Should investors consider FUSI overvalued or undervalued right now?

Valuing American Century ETF Trust - American Century Multisector Floating Income ETF (FUSI) requires multiple metrics. Compare P/E, P/S, and EV/EBITDA against sector peers for a full view.

What research should beginners do before buying FUSI?

Before investing in American Century ETF Trust - American Century Multisector Floating Income ETF (FUSI), research these four areas: (1) the company's revenue model and competitive position (see Company Overview), (2) financial health through revenue growth, margins, and cash flow (see MoonshotScore), (3) what Wall Street analysts recommend and their price targets (see Analyst tab), and (4) specific risk factors that could impact the stock (see Risk Factors section).

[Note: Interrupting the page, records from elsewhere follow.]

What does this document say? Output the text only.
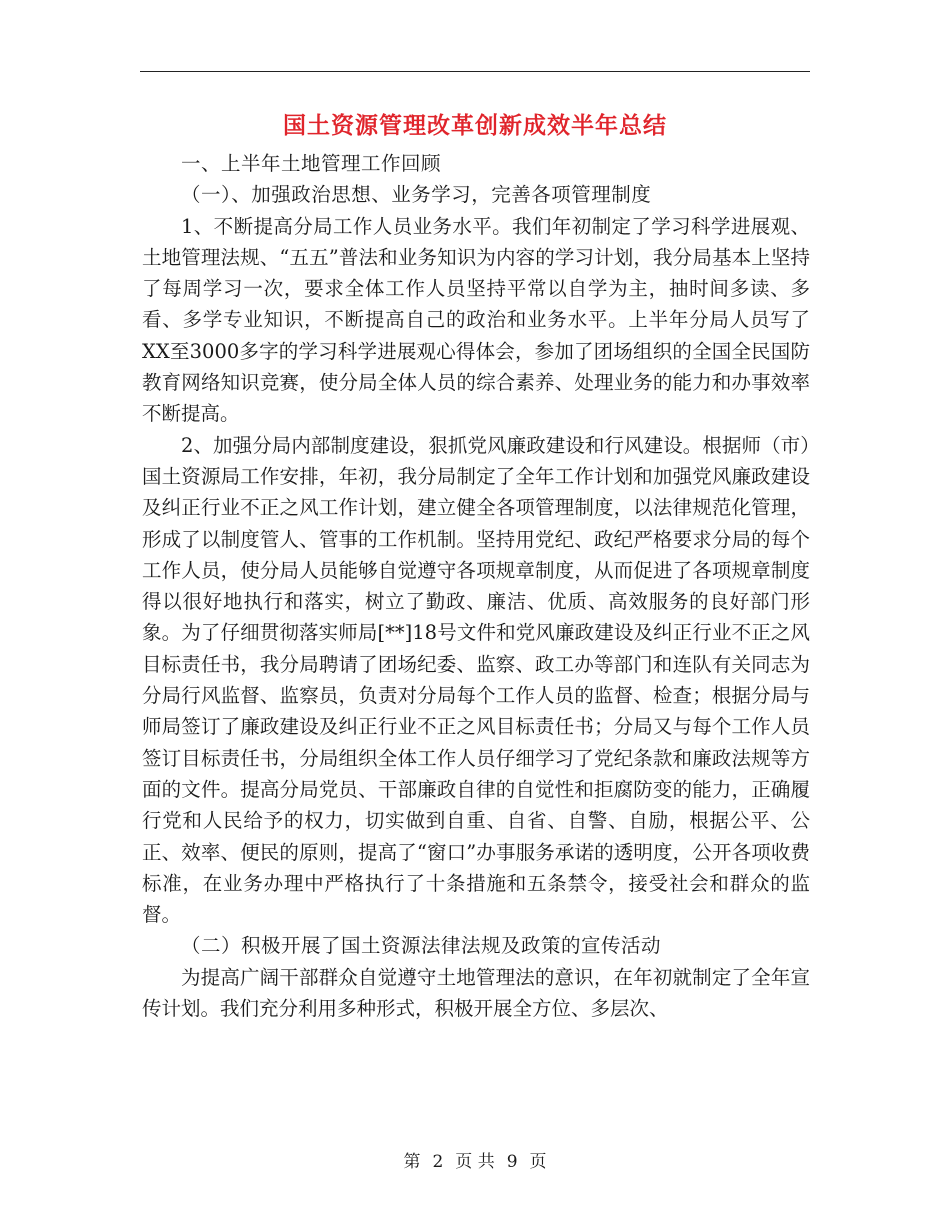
国土资源管理改革创新成效半年总结

一、上半年土地管理工作回顾

（一）、加强政治思想、业务学习，完善各项管理制度

1、不断提高分局工作人员业务水平。我们年初制定了学习科学进展观、土地管理法规、“五五”普法和业务知识为内容的学习计划，我分局基本上坚持了每周学习一次，要求全体工作人员坚持平常以自学为主，抽时间多读、多看、多学专业知识，不断提高自己的政治和业务水平。上半年分局人员写了XX至3000多字的学习科学进展观心得体会，参加了团场组织的全国全民国防教育网络知识竞赛，使分局全体人员的综合素养、处理业务的能力和办事效率不断提高。

2、加强分局内部制度建设，狠抓党风廉政建设和行风建设。根据师（市）国土资源局工作安排，年初，我分局制定了全年工作计划和加强党风廉政建设及纠正行业不正之风工作计划，建立健全各项管理制度，以法律规范化管理，形成了以制度管人、管事的工作机制。坚持用党纪、政纪严格要求分局的每个工作人员，使分局人员能够自觉遵守各项规章制度，从而促进了各项规章制度得以很好地执行和落实，树立了勤政、廉洁、优质、高效服务的良好部门形象。为了仔细贯彻落实师局[**]18号文件和党风廉政建设及纠正行业不正之风目标责任书，我分局聘请了团场纪委、监察、政工办等部门和连队有关同志为分局行风监督、监察员，负责对分局每个工作人员的监督、检查；根据分局与师局签订了廉政建设及纠正行业不正之风目标责任书；分局又与每个工作人员签订目标责任书，分局组织全体工作人员仔细学习了党纪条款和廉政法规等方面的文件。提高分局党员、干部廉政自律的自觉性和拒腐防变的能力，正确履行党和人民给予的权力，切实做到自重、自省、自警、自励，根据公平、公正、效率、便民的原则，提高了“窗口”办事服务承诺的透明度，公开各项收费标准，在业务办理中严格执行了十条措施和五条禁令，接受社会和群众的监督。

（二）积极开展了国土资源法律法规及政策的宣传活动

为提高广阔干部群众自觉遵守土地管理法的意识，在年初就制定了全年宣传计划。我们充分利用多种形式，积极开展全方位、多层次、

第 2 页 共 9 页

Disclaimer: This content is for informational purposes only and does not constitute investment advice. Always do your own research and consult a financial advisor.

Official Resources

Price as of Analysis updated AI Score refreshed daily
Data Sources & Methodology
Market data powered by Financial Modeling Prep & Yahoo Finance. AI analysis by Stock Expert AI proprietary algorithms. Technical indicators via industry-standard calculations. Last updated: .
Data Provenance
Sources: Financial Modeling Prep (FMP) — Primary · Yahoo Finance — Fallback · Alpaca — Tertiary
Last fetched:
Cache TTL: Quote 5min · Profile 7d · Financials 7d · Insider 48h
How we use AI: Numbers are pulled directly from FMP & Yahoo Finance — our AI writes the analysis, it never edits the figures.
Data provided as-is for educational purposes. Not financial advice. Methodology

Data provided for informational purposes only.

Analysis Notes
  • Information is strictly derived from the provided source data. No external research or market data beyond the given context was used.